Being around Harry has helped it. He makes me happy and now I have something to actually live for and look forward to. He was the one who persuaded me to contact my mum again, tell her about the baby and potentially arrange a visit. So I did.

The call was a little awkward at first as I stumbled over my words and couldn't think of a suitable way to tell her. However, when I blurted out, "I'm pregnant!" while she was in the middle of telling me about her shopping trip she had earlier, it kinda broke the ice. She went silent at first and I internally cringed so hard. All I wanted to do was end the call and save myself the judgement, however, when she sniffled a little and I realised she was crying I thought it was really bad until she explained to me how happy she was for me.

She ended up coming down to London for a catch up and I was happy to see how much she'd changed. These sessions she was having seemed to really be helping her and I guess this is a step in the right direction for us. She spoke to my brother, Josh, about it as I refuse to contact that evil fucker. She said how he was happy for me but I didn't really seem too convinced.

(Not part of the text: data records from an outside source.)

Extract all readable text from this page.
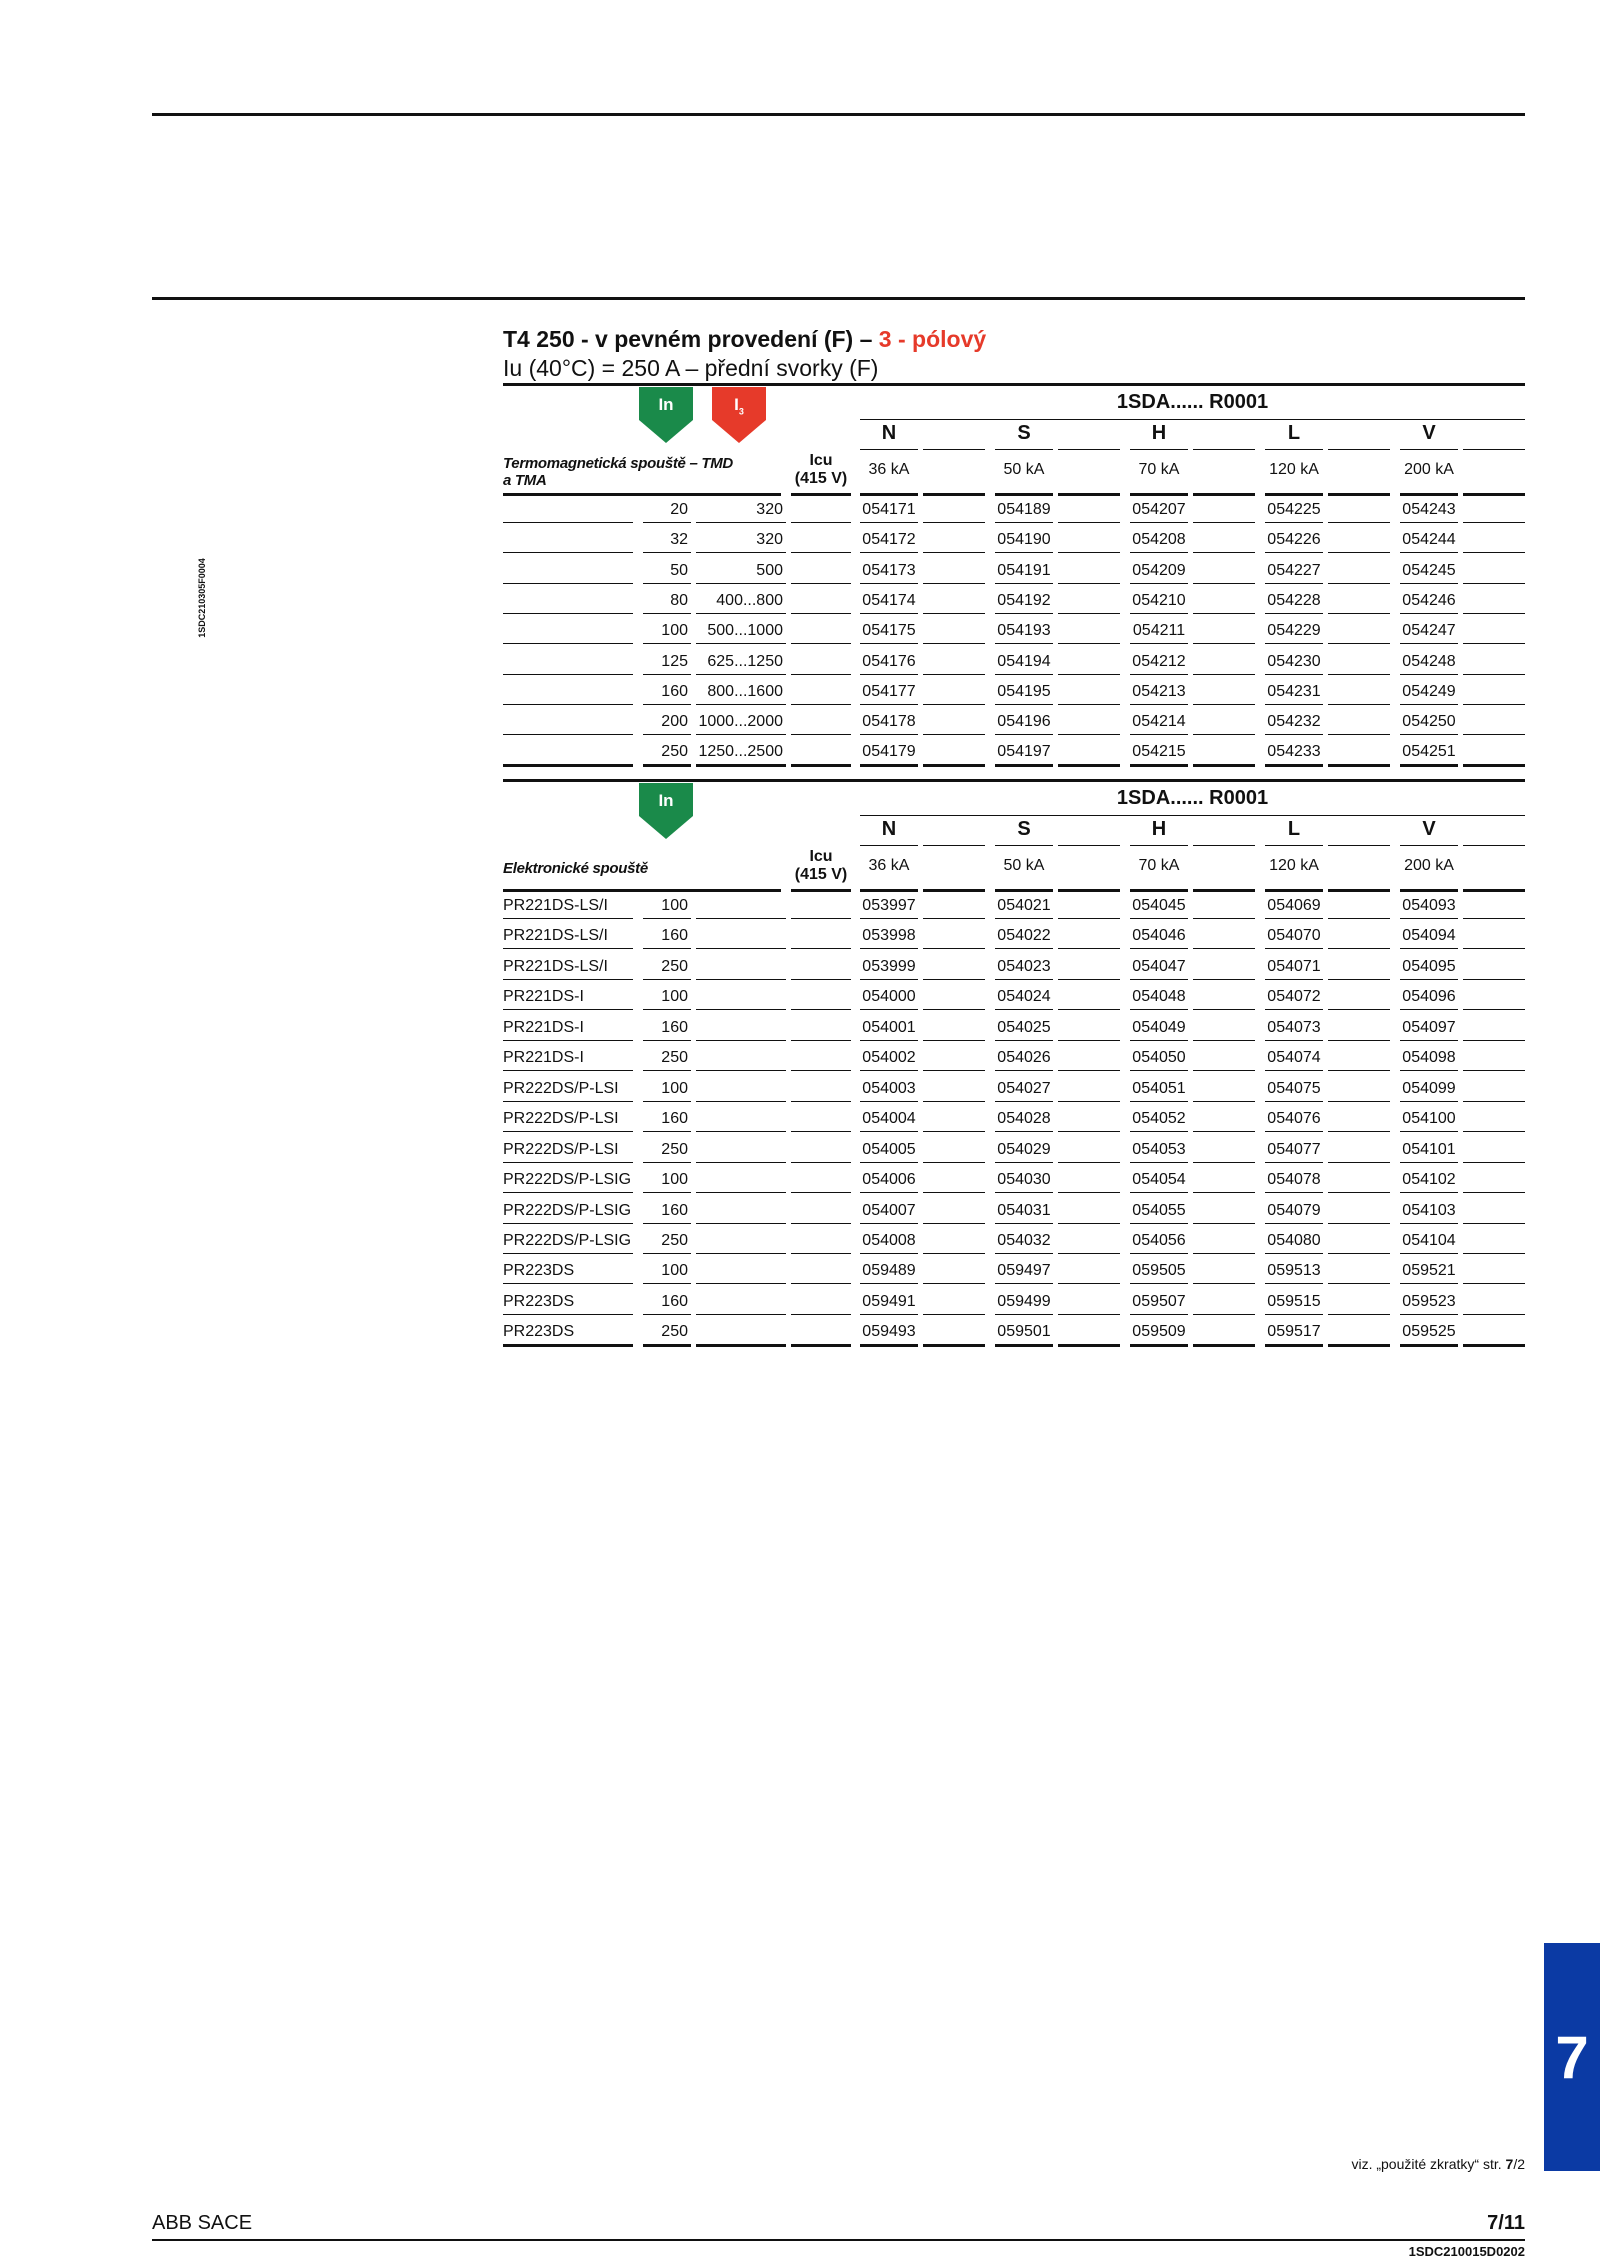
1SDC210305F0004
T4 250 - v pevném provedení (F) – 3 - pólový
Iu (40°C) = 250 A – přední svorky (F)
In	$I_3$	1SDA...... R0001
Icu
(415 V)
Termomagnetická spouště – TMD
a TMA
N
36 kA
S
50 kA
H
70 kA
L
120 kA
V
200 kA
20	320	054171	054189	054207	054225	054243
32	320	054172	054190	054208	054226	054244
50	500	054173	054191	054209	054227	054245
80	400...800	054174	054192	054210	054228	054246
100	500...1000	054175	054193	054211	054229	054247
125	625...1250	054176	054194	054212	054230	054248
160	800...1600	054177	054195	054213	054231	054249
200 1000...2000	054178	054196	054214	054232	054250
250 1250...2500	054179	054197	054215	054233	054251
In	1SDA...... R0001
Icu
(415 V)
Elektronické spouště
N
36 kA
S
50 kA
H
70 kA
L
120 kA
V
200 kA
PR221DS-LS/I	100	053997	054021	054045	054069	054093
PR221DS-LS/I	160	053998	054022	054046	054070	054094
PR221DS-LS/I	250	053999	054023	054047	054071	054095
PR221DS-I	100	054000	054024	054048	054072	054096
PR221DS-I	160	054001	054025	054049	054073	054097
PR221DS-I	250	054002	054026	054050	054074	054098
PR222DS/P-LSI	100	054003	054027	054051	054075	054099
PR222DS/P-LSI	160	054004	054028	054052	054076	054100
PR222DS/P-LSI	250	054005	054029	054053	054077	054101
PR222DS/P-LSIG	100	054006	054030	054054	054078	054102
PR222DS/P-LSIG	160	054007	054031	054055	054079	054103
PR222DS/P-LSIG	250	054008	054032	054056	054080	054104
PR223DS	100	059489	059497	059505	059513	059521
PR223DS	160	059491	059499	059507	059515	059523
PR223DS	250	059493	059501	059509	059517	059525
7
viz. „použité zkratky“ str. 7/2
ABB SACE	7/11
1SDC210015D0202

A few weeks ago, a couple days after my mum left London, me and Harry were spending the night together. He made me some food and we watched a film or two while he was drinking wine until he was a little more than tipsy.

It started off as just giggles, both of us laughing at everything the other person did until Harry got up to grab another drink and stumbled over his own two feet. Drunken him thought it was the funniest thing in the world, his plate of food went flying everywhere and I'm pretty sure he spilt wine on the tv. He was laughing but also crying because he stubbed his toe and I was over there about to pee myself on his sofa.